Because I came along, their final grandchild, a whole generation (29 years) after their first, most of the stories of their life were already legend. By that time they'd retired (as much as lifelong farmers can retire), from daily farm life and they'd been in town for more than 25 years. I was a modern girl, living a suburban American life almost 1,000 miles away, and I think in a lot of ways we didn't understand each other - these small town rural grandparents of mine; this spoiled, attention-centered granddaughter of theirs. Going to visit them was like visiting another planet - cookies in the cookie jar; porch swings; backyard gardens; alleys and basements full of treasure; box fans instead of air conditioning. My father rolled his eyes at their penny-pinching, and I couldn't understand it either. How much is a light bulb anyway? But as I've stood on my own two feet (with enormous help from the boon of their bone-crunching work, of course), I understand it all too well. When you come from dirt, you learn quickly that dirt is the only thing that lasts.

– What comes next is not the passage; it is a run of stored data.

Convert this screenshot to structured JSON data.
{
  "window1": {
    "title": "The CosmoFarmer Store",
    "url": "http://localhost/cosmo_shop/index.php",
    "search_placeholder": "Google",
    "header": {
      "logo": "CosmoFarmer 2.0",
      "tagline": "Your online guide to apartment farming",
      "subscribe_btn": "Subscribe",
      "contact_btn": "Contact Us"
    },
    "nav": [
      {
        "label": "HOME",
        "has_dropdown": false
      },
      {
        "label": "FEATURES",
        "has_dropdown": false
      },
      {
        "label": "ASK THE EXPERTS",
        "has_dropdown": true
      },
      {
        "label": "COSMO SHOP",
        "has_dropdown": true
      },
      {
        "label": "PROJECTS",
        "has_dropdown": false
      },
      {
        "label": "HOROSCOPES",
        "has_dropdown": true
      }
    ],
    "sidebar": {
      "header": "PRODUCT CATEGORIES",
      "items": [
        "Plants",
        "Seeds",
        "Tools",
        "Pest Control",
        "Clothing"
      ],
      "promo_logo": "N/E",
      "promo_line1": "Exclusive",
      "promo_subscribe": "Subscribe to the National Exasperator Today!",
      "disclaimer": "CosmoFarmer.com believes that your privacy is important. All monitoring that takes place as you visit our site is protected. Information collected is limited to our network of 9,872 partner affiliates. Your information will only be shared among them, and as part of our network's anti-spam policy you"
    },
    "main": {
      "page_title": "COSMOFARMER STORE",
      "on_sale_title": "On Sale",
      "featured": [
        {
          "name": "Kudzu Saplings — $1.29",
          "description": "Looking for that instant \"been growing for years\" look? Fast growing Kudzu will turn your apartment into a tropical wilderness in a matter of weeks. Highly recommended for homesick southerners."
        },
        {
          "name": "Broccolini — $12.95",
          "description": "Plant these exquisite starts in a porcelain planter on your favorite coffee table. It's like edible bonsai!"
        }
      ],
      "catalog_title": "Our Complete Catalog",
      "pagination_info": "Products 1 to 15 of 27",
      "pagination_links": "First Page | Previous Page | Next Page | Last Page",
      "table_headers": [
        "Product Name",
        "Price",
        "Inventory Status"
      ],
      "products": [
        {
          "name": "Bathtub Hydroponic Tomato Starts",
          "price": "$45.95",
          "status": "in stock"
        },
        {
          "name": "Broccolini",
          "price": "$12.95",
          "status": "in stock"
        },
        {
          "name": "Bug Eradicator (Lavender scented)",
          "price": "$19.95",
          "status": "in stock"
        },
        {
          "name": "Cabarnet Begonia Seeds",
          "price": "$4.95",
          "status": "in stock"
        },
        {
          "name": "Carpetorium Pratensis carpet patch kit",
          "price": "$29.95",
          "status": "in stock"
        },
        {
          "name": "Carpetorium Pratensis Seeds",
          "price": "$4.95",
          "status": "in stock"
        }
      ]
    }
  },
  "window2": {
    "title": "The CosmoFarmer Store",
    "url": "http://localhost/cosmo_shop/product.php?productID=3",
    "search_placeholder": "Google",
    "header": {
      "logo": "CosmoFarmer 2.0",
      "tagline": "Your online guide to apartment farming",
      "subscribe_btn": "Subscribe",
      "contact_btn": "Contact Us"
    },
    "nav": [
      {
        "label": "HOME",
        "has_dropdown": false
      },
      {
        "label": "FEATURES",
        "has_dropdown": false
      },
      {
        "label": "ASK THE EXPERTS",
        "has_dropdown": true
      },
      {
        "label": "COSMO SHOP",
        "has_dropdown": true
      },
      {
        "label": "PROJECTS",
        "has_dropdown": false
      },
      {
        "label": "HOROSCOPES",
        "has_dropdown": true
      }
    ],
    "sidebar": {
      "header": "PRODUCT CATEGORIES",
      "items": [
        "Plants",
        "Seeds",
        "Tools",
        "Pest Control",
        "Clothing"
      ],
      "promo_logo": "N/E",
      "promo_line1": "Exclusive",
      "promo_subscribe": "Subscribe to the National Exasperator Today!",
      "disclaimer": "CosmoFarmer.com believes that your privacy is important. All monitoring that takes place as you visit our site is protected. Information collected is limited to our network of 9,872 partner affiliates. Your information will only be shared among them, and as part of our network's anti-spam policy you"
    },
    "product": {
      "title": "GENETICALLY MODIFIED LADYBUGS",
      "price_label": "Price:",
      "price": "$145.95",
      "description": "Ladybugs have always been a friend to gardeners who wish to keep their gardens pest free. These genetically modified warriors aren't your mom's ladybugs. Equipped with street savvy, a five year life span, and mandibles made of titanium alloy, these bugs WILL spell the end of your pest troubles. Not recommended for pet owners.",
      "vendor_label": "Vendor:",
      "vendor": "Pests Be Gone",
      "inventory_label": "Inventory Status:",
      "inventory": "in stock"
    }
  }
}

My PaPa was never prouder of anything than he was of his family - his family was everything to him. Their name, their reputation, his legacy. Feb. 20 will mark the sixth anniversary of his death, but there is never a gathering or a moment when his name isn't on someone's tongue. He hangs among us, a giant of a memory, everyone's recollections different. After this year's Christmas Eve, my cousin Ron (aka "Big Ron"), who at 47 is already a grandfather himself, hung around late - talking to me, my mother, Colleen and Aunt Jane. He told us story after story of PaPa working with him on the Hall farm. How, when the rain was coming and they were bailing hay, my grandfather had no time for laughter or jokes. (I guess that's what they mean when they say hurry up and make hay.) Ron laughed and said that you didn't mess around when you were working with PaPa, not unless you wanting a verbal lashing or a head thump. I can't imagine PaPa as a strict boss - when he was with me, he was gentle, patient - getting me lollipops from the bank or teaching me how to keep "the books." He would sit on their front porch every morning and afternoon and read, waving at neighbors as they walked by. He would tolerate my singing as I pushed myself on the porch swing, and he never even yelled at me that time I took every rubber band out of his desk and wrapped them around the porch newel post. (Of course, there was that one time he asked me repeatedly to stop playing on the organ, and I ignored him, only to be yanked off the bench by my ponytail.)
Time is running away from me, and I can't slow it down. I can't go back to that porch swing and see my PaPa sitting across from me, his tractor company hat on his head, newspaper stretched out in front of him. I can't go back to the hot, sticky nights of sleeping in the spare bedroom in their 1800s house, a box fan running over my head, knowing at some point he was going to come in the room and turn it off - who needs a fan when they're asleep?
My grandparents lives were more different than mine than I can possibly list out or articulate. But their blood is in my heart and I can't imagine it any different.